I always admired Betty Ford for her independent thinking and public support of the ERA as well as her frankness about various medical and addiction problems and commitment to care by establishing the Betty Ford Clinic. I had no idea that she had a background as a dancer or that she had been divorced. Your tribute makes her all the more fascinating!

Stephen Hayes said...

I've always had a high regard for Betty Ford. She was a courageous woman. Thanks for the reminder.

Joanne Noragon said...

I knew I knew the face but couldn't place her. I was pleasantly surprised to find Betty and Gerald Ford further down the page. I knew nothing of her early life.

#1Nana said...

I didn't know about her early life. I found it interesting that she had such a history with substance abuse.

Arkansas Patti said...

I always enjoy these "do you remember" puzzles. This one had me stumped but as soon as you gave her name, the face fit.
She was an amazing lady. Her admission to her flaws showed courage and class and helped so many to recovery.

DJan said...

Dang you, Tom; now I have yet another blog I am forced to follow because it's so darn GOOD! Thanks for the lovely remarks you leave on my posts.

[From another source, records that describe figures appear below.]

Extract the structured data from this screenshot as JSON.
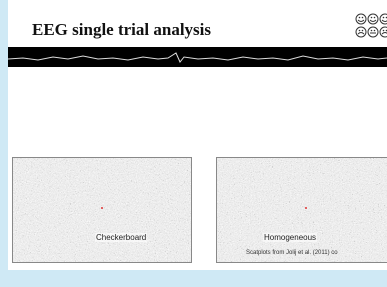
{
  "header": {
    "title": "EEG single trial analysis"
  },
  "panels": [
    {
      "label": "Checkerboard"
    },
    {
      "label": "Homogeneous"
    }
  ],
  "caption": "Scatplots from Jolij et al. (2011) co"
}
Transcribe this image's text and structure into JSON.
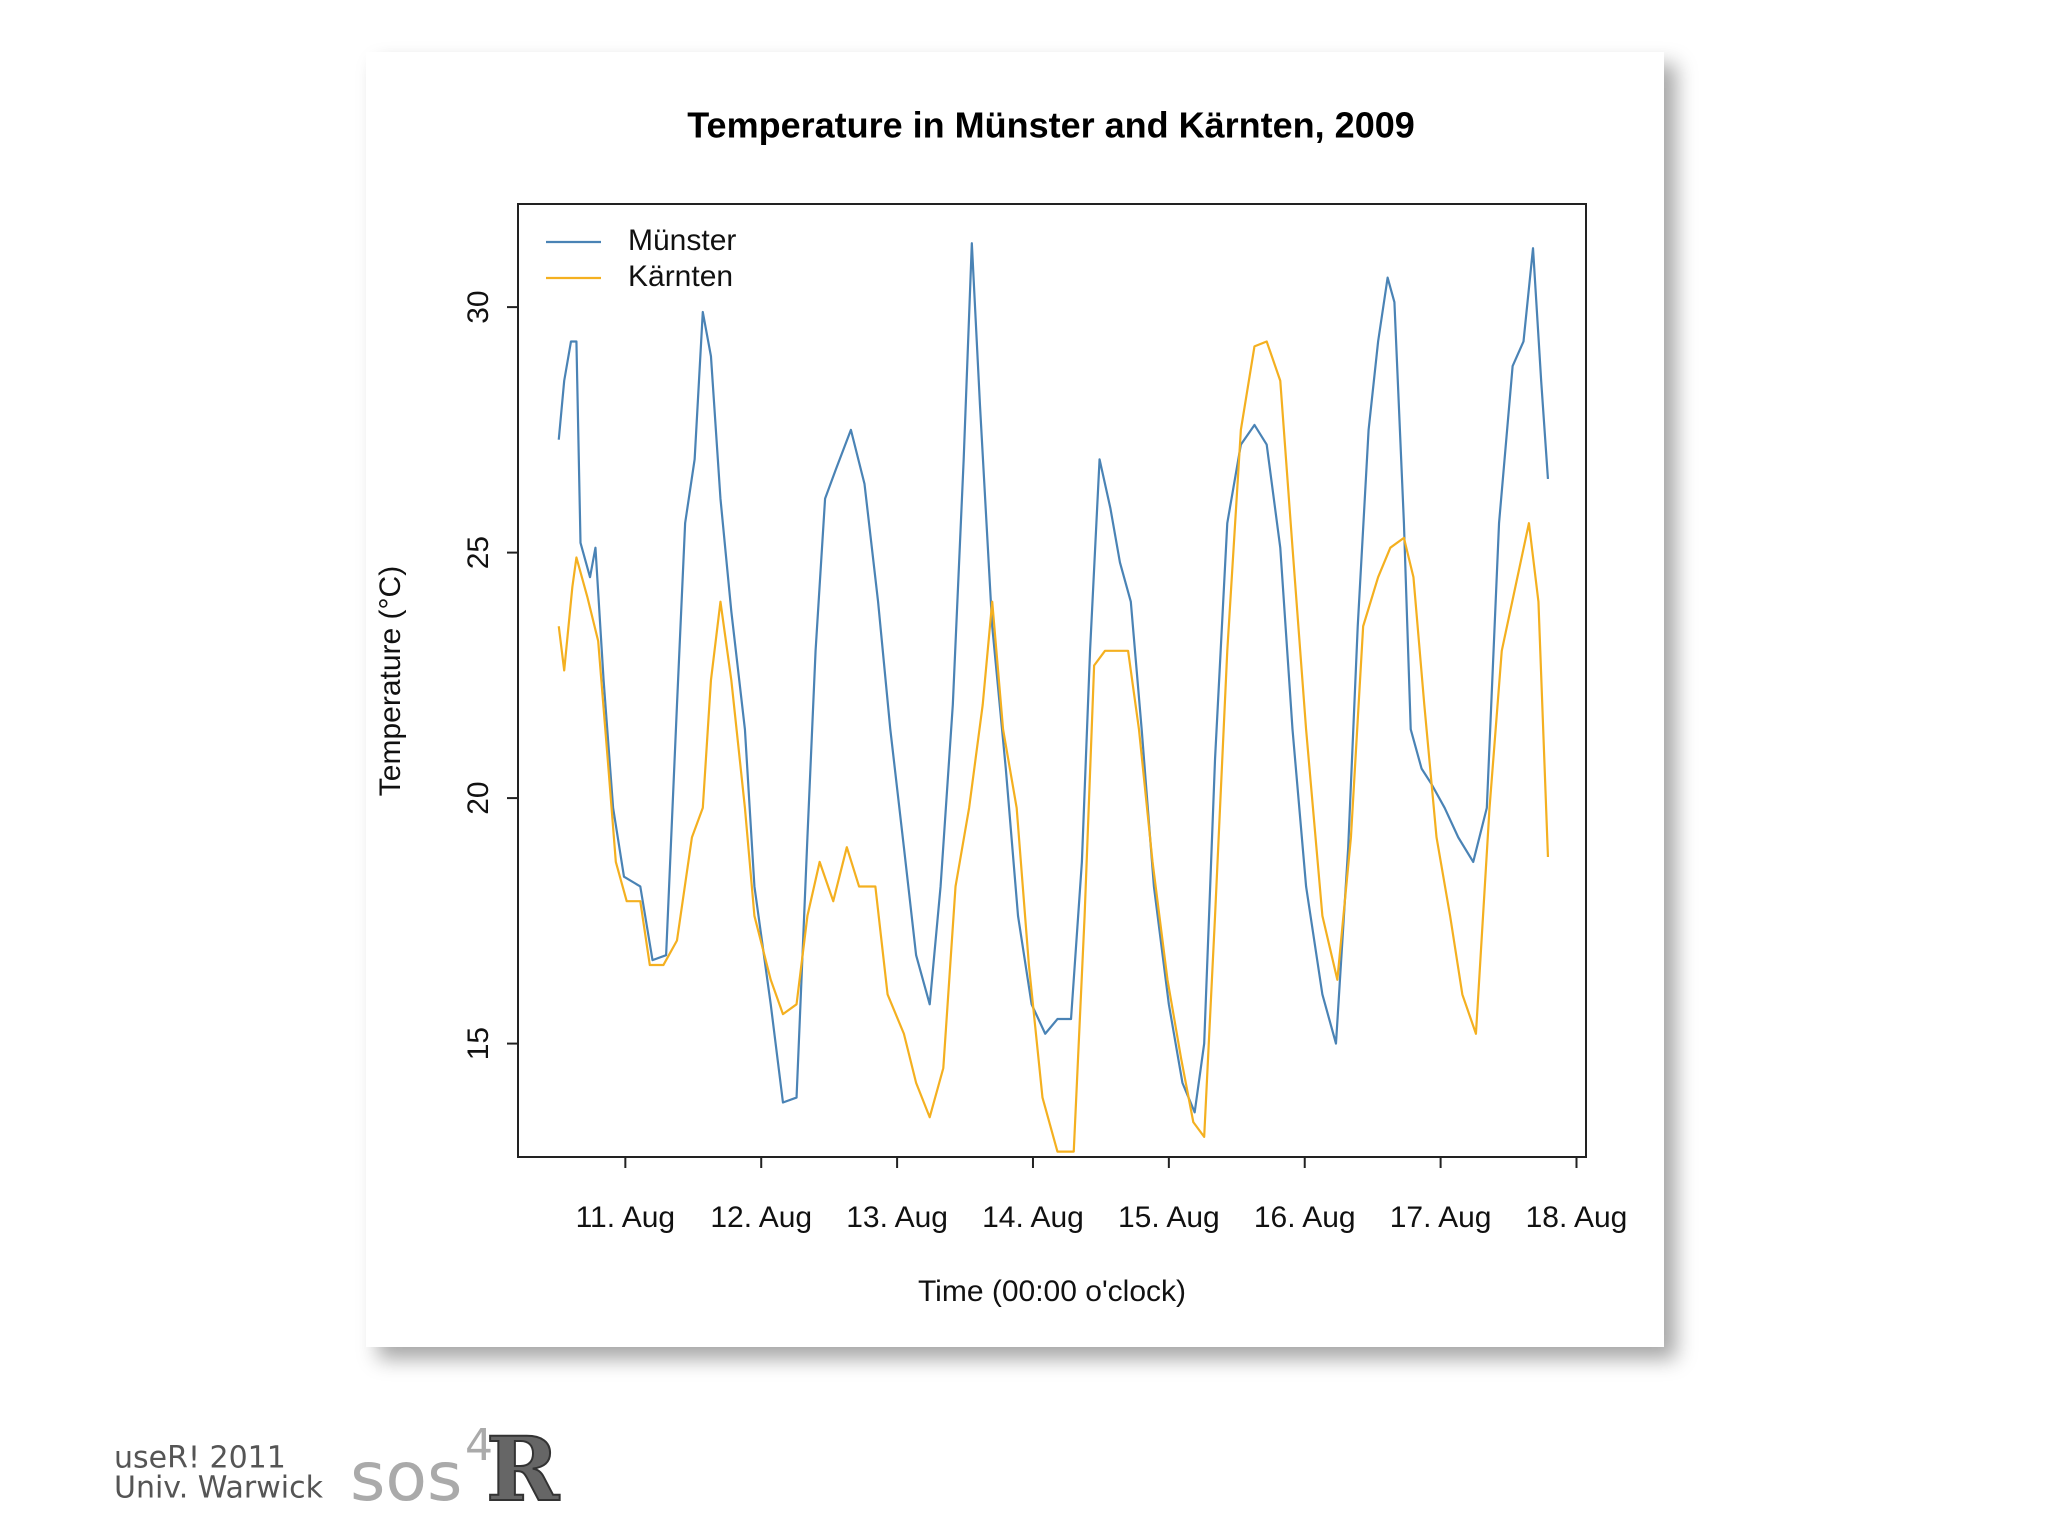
{
  "chart_data": {
    "type": "line",
    "title": "Temperature in Münster and Kärnten, 2009",
    "x_label": "Time (00:00 o'clock)",
    "y_label": "Temperature (°C)",
    "xlim": [
      10.21,
      18.07
    ],
    "ylim": [
      12.69,
      32.1
    ],
    "xticks": [
      {
        "value": 11,
        "label": "11. Aug"
      },
      {
        "value": 12,
        "label": "12. Aug"
      },
      {
        "value": 13,
        "label": "13. Aug"
      },
      {
        "value": 14,
        "label": "14. Aug"
      },
      {
        "value": 15,
        "label": "15. Aug"
      },
      {
        "value": 16,
        "label": "16. Aug"
      },
      {
        "value": 17,
        "label": "17. Aug"
      },
      {
        "value": 18,
        "label": "18. Aug"
      }
    ],
    "yticks": [
      15,
      20,
      25,
      30
    ],
    "legend": "top-left",
    "series": [
      {
        "name": "Münster",
        "color": "#4a83b5",
        "x": [
          10.51,
          10.55,
          10.6,
          10.64,
          10.67,
          10.74,
          10.78,
          10.84,
          10.91,
          10.99,
          11.11,
          11.2,
          11.3,
          11.38,
          11.44,
          11.51,
          11.57,
          11.63,
          11.7,
          11.78,
          11.88,
          11.95,
          12.07,
          12.16,
          12.26,
          12.34,
          12.4,
          12.47,
          12.55,
          12.66,
          12.76,
          12.86,
          12.95,
          13.05,
          13.14,
          13.24,
          13.32,
          13.41,
          13.49,
          13.55,
          13.61,
          13.7,
          13.8,
          13.89,
          13.99,
          14.09,
          14.18,
          14.28,
          14.36,
          14.42,
          14.49,
          14.57,
          14.64,
          14.72,
          14.8,
          14.89,
          15.0,
          15.1,
          15.19,
          15.26,
          15.34,
          15.43,
          15.53,
          15.63,
          15.72,
          15.82,
          15.91,
          16.01,
          16.13,
          16.23,
          16.32,
          16.39,
          16.47,
          16.54,
          16.61,
          16.66,
          16.73,
          16.78,
          16.86,
          16.93,
          17.03,
          17.13,
          17.24,
          17.34,
          17.43,
          17.53,
          17.61,
          17.68,
          17.74,
          17.79
        ],
        "values": [
          27.3,
          28.5,
          29.3,
          29.3,
          25.2,
          24.5,
          25.1,
          22.4,
          19.8,
          18.4,
          18.2,
          16.7,
          16.8,
          21.9,
          25.6,
          26.9,
          29.9,
          29.0,
          26.1,
          23.8,
          21.4,
          18.2,
          15.8,
          13.8,
          13.9,
          19.2,
          23.0,
          26.1,
          26.7,
          27.5,
          26.4,
          24.0,
          21.4,
          19.0,
          16.8,
          15.8,
          18.2,
          21.9,
          26.9,
          31.3,
          28.0,
          23.5,
          20.6,
          17.6,
          15.8,
          15.2,
          15.5,
          15.5,
          18.7,
          23.0,
          26.9,
          25.9,
          24.8,
          24.0,
          21.4,
          18.2,
          15.8,
          14.2,
          13.6,
          15.0,
          20.8,
          25.6,
          27.2,
          27.6,
          27.2,
          25.1,
          21.4,
          18.2,
          16.0,
          15.0,
          19.0,
          23.5,
          27.5,
          29.3,
          30.6,
          30.1,
          25.6,
          21.4,
          20.6,
          20.3,
          19.8,
          19.2,
          18.7,
          19.8,
          25.6,
          28.8,
          29.3,
          31.2,
          28.5,
          26.5
        ]
      },
      {
        "name": "Kärnten",
        "color": "#f4b020",
        "x": [
          10.51,
          10.55,
          10.61,
          10.64,
          10.72,
          10.8,
          10.87,
          10.93,
          11.01,
          11.11,
          11.18,
          11.28,
          11.38,
          11.49,
          11.57,
          11.63,
          11.7,
          11.78,
          11.88,
          11.95,
          12.07,
          12.16,
          12.26,
          12.34,
          12.43,
          12.53,
          12.63,
          12.72,
          12.84,
          12.93,
          13.05,
          13.14,
          13.24,
          13.34,
          13.43,
          13.53,
          13.63,
          13.7,
          13.78,
          13.88,
          13.97,
          14.07,
          14.18,
          14.3,
          14.38,
          14.45,
          14.53,
          14.63,
          14.7,
          14.78,
          14.88,
          14.99,
          15.09,
          15.18,
          15.26,
          15.34,
          15.43,
          15.53,
          15.63,
          15.72,
          15.82,
          15.91,
          16.01,
          16.13,
          16.24,
          16.34,
          16.43,
          16.54,
          16.63,
          16.73,
          16.8,
          16.88,
          16.97,
          17.07,
          17.16,
          17.26,
          17.36,
          17.45,
          17.55,
          17.65,
          17.72,
          17.79
        ],
        "values": [
          23.5,
          22.6,
          24.3,
          24.9,
          24.1,
          23.2,
          20.8,
          18.7,
          17.9,
          17.9,
          16.6,
          16.6,
          17.1,
          19.2,
          19.8,
          22.4,
          24.0,
          22.4,
          19.8,
          17.6,
          16.3,
          15.6,
          15.8,
          17.6,
          18.7,
          17.9,
          19.0,
          18.2,
          18.2,
          16.0,
          15.2,
          14.2,
          13.5,
          14.5,
          18.2,
          19.8,
          21.9,
          24.0,
          21.4,
          19.8,
          16.6,
          13.9,
          12.8,
          12.8,
          17.6,
          22.7,
          23.0,
          23.0,
          23.0,
          21.4,
          18.7,
          16.3,
          14.7,
          13.4,
          13.1,
          17.6,
          23.0,
          27.5,
          29.2,
          29.3,
          28.5,
          25.1,
          21.4,
          17.6,
          16.3,
          19.2,
          23.5,
          24.5,
          25.1,
          25.3,
          24.5,
          21.9,
          19.2,
          17.6,
          16.0,
          15.2,
          19.8,
          23.0,
          24.3,
          25.6,
          24.0,
          18.8
        ]
      }
    ]
  },
  "footer": {
    "event": "useR! 2011",
    "venue": "Univ. Warwick",
    "logo": {
      "word": "sos",
      "superscript": "4",
      "letter": "R"
    }
  }
}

I just joined up so I won't miss anything wonderful that you write. This was a great post, and I didn't know any of that early information about the inimitable Betty! :-)

Anonymous said...

I was stumped until the children's names. I also knew nothing of her early life. Great post.

Anonymous said...

What DJan wrote.
Cop Car

Tom Sightings said...

Why DJan and Cop Car, thank you ... blush, blush.

Barbara Torris said...

I liked this a lot. She is truly a woman worth remembering. thank you.

b+

Dick Klade said...

This should have been an early ID for a Michigander, but it was well-disguised by little-know details about the early life of a grand lady.